Er zijn verschillende stijlen van gehechtheid te onderscheiden:
- Veilige gehechtheid: Het kind zoekt contact met hechtingspersoon voelt zich veilig
hierbij, ontdekt actief vanuit deze veiligheid. Als hechtpersoon weg is, kans op huilen,
als persoon terugkomt stopt huilen snel (65% kinderen heeft dit).
- Vermijdende gehechtheid: kind is actief en ondernemend maar zoekt weinig contact
met verzorgende. Op vreemden reageert zelfde als bekenden (20% heeft dit).
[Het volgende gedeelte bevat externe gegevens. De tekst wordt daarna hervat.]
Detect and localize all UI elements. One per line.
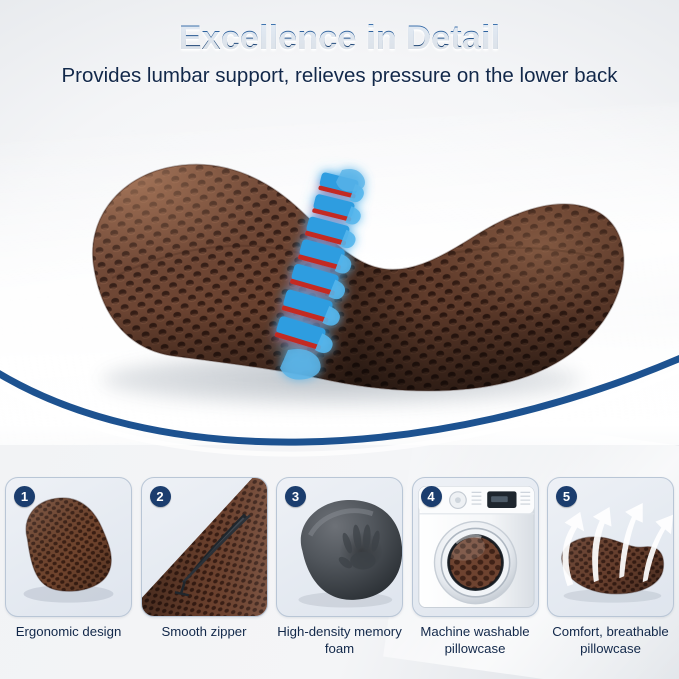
- product-infographic: Excellence in Detail Provides lumbar sup…: [0, 0, 679, 679]
- feature-panel-1[interactable]: 1: [5, 477, 132, 617]
- header: Excellence in Detail Provides lumbar sup…: [0, 20, 679, 89]
- feature-caption-1: Ergonomic design: [5, 624, 132, 657]
- feature-panel-3[interactable]: 3: [276, 477, 403, 617]
- feature-panel-2[interactable]: 2: [141, 477, 268, 617]
- panel-badge-4: 4: [421, 486, 442, 507]
- panel-badge-2: 2: [150, 486, 171, 507]
- feature-captions: Ergonomic design Smooth zipper High-dens…: [5, 624, 674, 657]
- panel-badge-1: 1: [14, 486, 35, 507]
- feature-panel-5[interactable]: 5: [547, 477, 674, 617]
- feature-panel-4[interactable]: 4: [412, 477, 539, 617]
- page-title: Excellence in Detail: [179, 20, 501, 57]
- feature-caption-5: Comfort, breathable pillowcase: [547, 624, 674, 657]
- panel-badge-5: 5: [556, 486, 577, 507]
- page-subtitle: Provides lumbar support, relieves pressu…: [0, 64, 679, 89]
- feature-caption-4: Machine washable pillowcase: [412, 624, 539, 657]
- panel-badge-3: 3: [285, 486, 306, 507]
- feature-caption-3: High-density memory foam: [276, 624, 403, 657]
- feature-panels: 1: [5, 477, 674, 617]
- feature-caption-2: Smooth zipper: [141, 624, 268, 657]
- page-title-wrapper: Excellence in Detail: [179, 20, 501, 57]
- curved-divider: [0, 340, 679, 470]
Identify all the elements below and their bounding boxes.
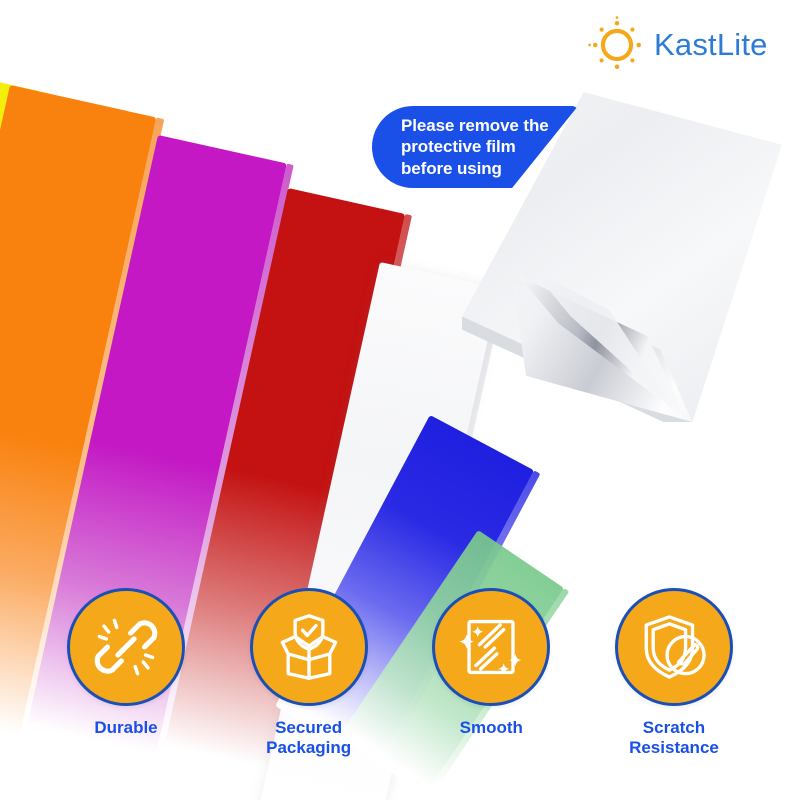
brand-logo: KastLite [588, 16, 768, 74]
brand-wordmark: KastLite [654, 27, 768, 63]
feature-badge [67, 588, 185, 706]
sparkling-panel-icon [454, 610, 528, 684]
feature-badge [250, 588, 368, 706]
product-image-canvas: Please remove the protective film before… [0, 0, 800, 800]
feature-secured-packaging: Secured Packaging [229, 588, 389, 788]
feature-badge [615, 588, 733, 706]
shield-blade-icon [637, 610, 711, 684]
feature-label: Durable [94, 718, 157, 738]
feature-label: Secured Packaging [266, 718, 351, 758]
sun-icon [588, 16, 646, 74]
shield-box-icon [272, 610, 346, 684]
feature-label: Smooth [460, 718, 523, 738]
feature-list: Durable Secured Packaging [0, 588, 800, 788]
feature-scratch-resistance: Scratch Resistance [594, 588, 754, 788]
feature-smooth: Smooth [411, 588, 571, 788]
feature-durable: Durable [46, 588, 206, 788]
feature-label: Scratch Resistance [629, 718, 719, 758]
callout-text: Please remove the protective film before… [372, 115, 549, 180]
chain-link-icon [89, 610, 163, 684]
feature-badge [432, 588, 550, 706]
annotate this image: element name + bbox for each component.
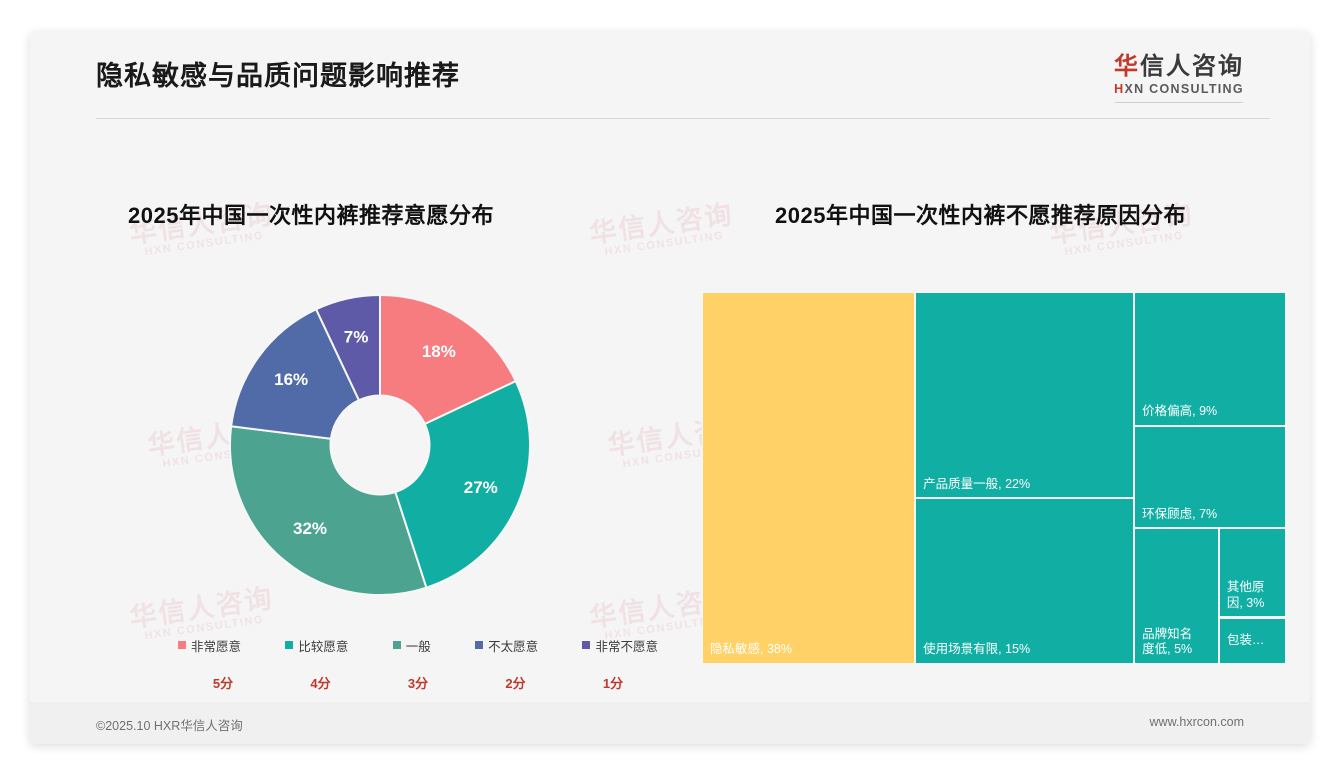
score-label-1: 4分	[276, 673, 366, 692]
legend-swatch-icon	[393, 641, 401, 649]
logo-english-accent: H	[1114, 82, 1124, 96]
donut-slice[interactable]	[230, 426, 426, 595]
logo-divider	[1115, 102, 1243, 103]
slide: 华信人咨询HXN CONSULTING华信人咨询HXN CONSULTING华信…	[30, 32, 1310, 744]
donut-slice-label: 32%	[293, 519, 327, 538]
legend-item-2[interactable]: 一般	[393, 636, 431, 655]
treemap-cell[interactable]: 环保顾虑, 7%	[1134, 426, 1286, 528]
legend-label: 比较愿意	[298, 636, 348, 655]
slide-header: 隐私敏感与品质问题影响推荐 华信人咨询 HXN CONSULTING	[30, 32, 1310, 120]
donut-chart: 18%27%32%16%7%	[205, 280, 555, 610]
legend-label: 一般	[406, 636, 431, 655]
legend-label: 非常愿意	[191, 636, 241, 655]
logo-english-rest: XN CONSULTING	[1124, 82, 1243, 96]
legend-item-3[interactable]: 不太愿意	[475, 636, 538, 655]
donut-slice-label: 27%	[464, 478, 498, 497]
donut-slice-label: 16%	[274, 370, 308, 389]
legend-item-4[interactable]: 非常不愿意	[582, 636, 658, 655]
treemap-cell-label: 其他原 因, 3%	[1227, 580, 1280, 611]
treemap-cell[interactable]: 其他原 因, 3%	[1219, 528, 1286, 617]
treemap-cell-label: 品牌知名 度低, 5%	[1142, 627, 1213, 658]
treemap-cell[interactable]: 隐私敏感, 38%	[702, 292, 915, 664]
legend-swatch-icon	[178, 641, 186, 649]
treemap-chart: 隐私敏感, 38%产品质量一般, 22%使用场景有限, 15%价格偏高, 9%环…	[702, 292, 1286, 664]
page-title: 隐私敏感与品质问题影响推荐	[96, 54, 460, 93]
treemap-cell[interactable]: 产品质量一般, 22%	[915, 292, 1134, 498]
legend-label: 不太愿意	[488, 636, 538, 655]
logo-chinese-accent: 华	[1114, 53, 1140, 80]
logo-chinese: 华信人咨询	[1114, 54, 1244, 80]
donut-score-row: 5分4分3分2分1分	[178, 672, 658, 692]
right-chart-title: 2025年中国一次性内裤不愿推荐原因分布	[775, 198, 1186, 230]
legend-swatch-icon	[582, 641, 590, 649]
treemap-cell-label: 使用场景有限, 15%	[923, 642, 1128, 658]
left-chart-title: 2025年中国一次性内裤推荐意愿分布	[128, 198, 494, 230]
treemap-cell-label: 价格偏高, 9%	[1142, 404, 1280, 420]
legend-item-1[interactable]: 比较愿意	[285, 636, 348, 655]
score-label-2: 3分	[373, 673, 463, 692]
footer-website[interactable]: www.hxrcon.com	[1150, 715, 1244, 729]
logo-english: HXN CONSULTING	[1114, 82, 1244, 96]
donut-legend: 非常愿意比较愿意一般不太愿意非常不愿意	[178, 634, 658, 656]
header-divider	[96, 118, 1270, 119]
watermark: 华信人咨询HXN CONSULTING	[588, 200, 737, 261]
treemap-cell-label: 包装…	[1227, 633, 1280, 649]
score-label-0: 5分	[178, 673, 268, 692]
score-label-4: 1分	[568, 673, 658, 692]
footer-bar: ©2025.10 HXR华信人咨询 www.hxrcon.com	[30, 702, 1310, 744]
treemap-cell[interactable]: 包装…	[1219, 618, 1286, 665]
treemap-cell[interactable]: 价格偏高, 9%	[1134, 292, 1286, 426]
legend-item-0[interactable]: 非常愿意	[178, 636, 241, 655]
treemap-cell-label: 环保顾虑, 7%	[1142, 507, 1280, 523]
legend-swatch-icon	[285, 641, 293, 649]
legend-label: 非常不愿意	[595, 636, 658, 655]
legend-swatch-icon	[475, 641, 483, 649]
donut-slice-label: 18%	[422, 342, 456, 361]
logo-chinese-rest: 信人咨询	[1140, 53, 1244, 80]
donut-slice-label: 7%	[344, 327, 369, 346]
treemap-cell[interactable]: 使用场景有限, 15%	[915, 498, 1134, 664]
brand-logo: 华信人咨询 HXN CONSULTING	[1114, 54, 1244, 103]
footer-copyright: ©2025.10 HXR华信人咨询	[96, 715, 243, 734]
treemap-cell-label: 隐私敏感, 38%	[710, 642, 909, 658]
donut-chart-svg: 18%27%32%16%7%	[205, 280, 555, 610]
score-label-3: 2分	[471, 673, 561, 692]
treemap-cell[interactable]: 品牌知名 度低, 5%	[1134, 528, 1219, 664]
treemap-cell-label: 产品质量一般, 22%	[923, 477, 1128, 493]
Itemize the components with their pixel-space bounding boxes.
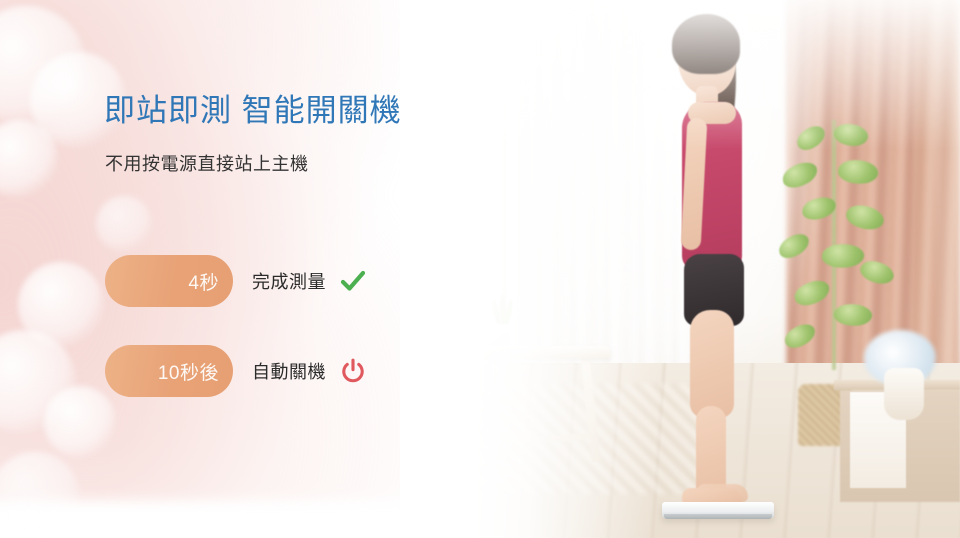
feature-label-measure: 完成測量: [252, 268, 326, 294]
woman-in-pink-tank-top: [648, 14, 798, 526]
plant-leaf: [832, 301, 873, 329]
power-icon: [338, 356, 368, 386]
text-content: 即站即測 智能開關機 不用按電源直接站上主機 4秒 完成測量 10秒後 自動關機: [0, 0, 520, 538]
thigh: [690, 310, 734, 418]
plant-leaf: [821, 242, 865, 270]
page-title: 即站即測 智能開關機: [104, 85, 402, 130]
plant-leaf: [831, 119, 870, 150]
plant-leaf: [857, 256, 897, 290]
feature-list: 4秒 完成測量 10秒後 自動關機: [105, 255, 368, 435]
feature-row-autooff: 10秒後 自動關機: [105, 345, 368, 397]
duration-badge-label: 4秒: [188, 268, 219, 295]
duration-badge-10s: 10秒後: [105, 345, 233, 397]
product-feature-poster: 即站即測 智能開關機 不用按電源直接站上主機 4秒 完成測量 10秒後 自動關機: [0, 0, 960, 538]
scale-base-edge: [664, 514, 772, 519]
check-icon: [338, 266, 368, 296]
feature-row-measure: 4秒 完成測量: [105, 255, 368, 307]
page-subtitle: 不用按電源直接站上主機: [105, 150, 309, 176]
plant-leaf: [843, 200, 887, 236]
feature-label-autooff: 自動關機: [252, 358, 326, 384]
duration-badge-4s: 4秒: [105, 255, 233, 307]
plant-leaf: [836, 156, 880, 188]
hair: [672, 14, 740, 74]
duration-badge-label: 10秒後: [158, 358, 219, 385]
plant-leaf: [793, 123, 829, 153]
- Angstige gehechtheid: de baby zoekt intensief contact met verzorger. Voelt zich niet
veilig. Als verzorgers weggaan zijn ze ontzet en als ze terugkomen reageren ze met
vastklampen en agressie (10-15%)
- Gedesoriënteerde en gedesorganiseerde gehechtheid: dit is als de baby wegkijkt als
hij door de verzorgers wordt geknuffeld en glazige blik kan hebben. Deze kinderen
zijn meest onveilig gehecht. Ze reageren tegenovergesteld van veilige gehechte
kinderen bij weggaan en terugkomen verzorgers (5 tot 10% kan sprake zijn
mishandeling baby).
Verschillende types baby’s:
Moeilijke baby’s: weinig regelmaat is biologsiche functies (eten enz), ze hebben veel
huilperiodes, zijn gesteld op routine, snel van slag, schrikachtig, huilerig en negatief
gestemd.
Gemakkelijke baby’s: regelmaat in biologische functies, zijn opgewekt en positief gestemd.
Langzame starters: Combinatie van gemakkelijke en moeilijke baby’s. Er is relatie tussen
moeilijke baby’s en rijping zenuwstelsel.
, Belangrijk is dat de ouder doorheeft of de baby makkelijk of moeilijk is voor de band die ze
hebben met de baby. De omgang van de ouders met de baby en het temperament van baby
bepalen mede hoe ondersteuning van kind plaatsvindt.
Hechting gaat in combi met loyaliteit (minder als kind ziekenhuis is bijv).
3.1
Er zijn reflexen die na bepaalde tijd verdwijnen:
- Palmar reflex, asymmetrische tonische halsreflex, babinskyreflex, loopreflex.
Visual cliff experiment : onderzoek naar diepteperceptie van baby’s.
3.2
Grove motoriek omdraaien, zitten, staan, lopen, rennen, klimmen. Heel belangrijke stap is
rechtop lopen zonder steun, dit moment varieert van 9 tot 17 maanden.
Fijne motoriek belagngrijke mijlpaal is de ontwikkeling van de pincetgreep (opponeren
van duim). Hierdoor kan kind klein voorwerp vastpakken. Ander voorbeelden is tekenen en
schrijven. Hierdoor oefent kind hand- oogcoordinatie.
3.3
Piaget is een onderzoeker op gebied van cognitieve ontwikkeling (het denken). Volgens
Piaget:
- Kind bevindt zich in eerst 2 jaar in het cognitieve stadium van de sensomotoriek.
- Het denken is in dit stadium verbonden met handeling.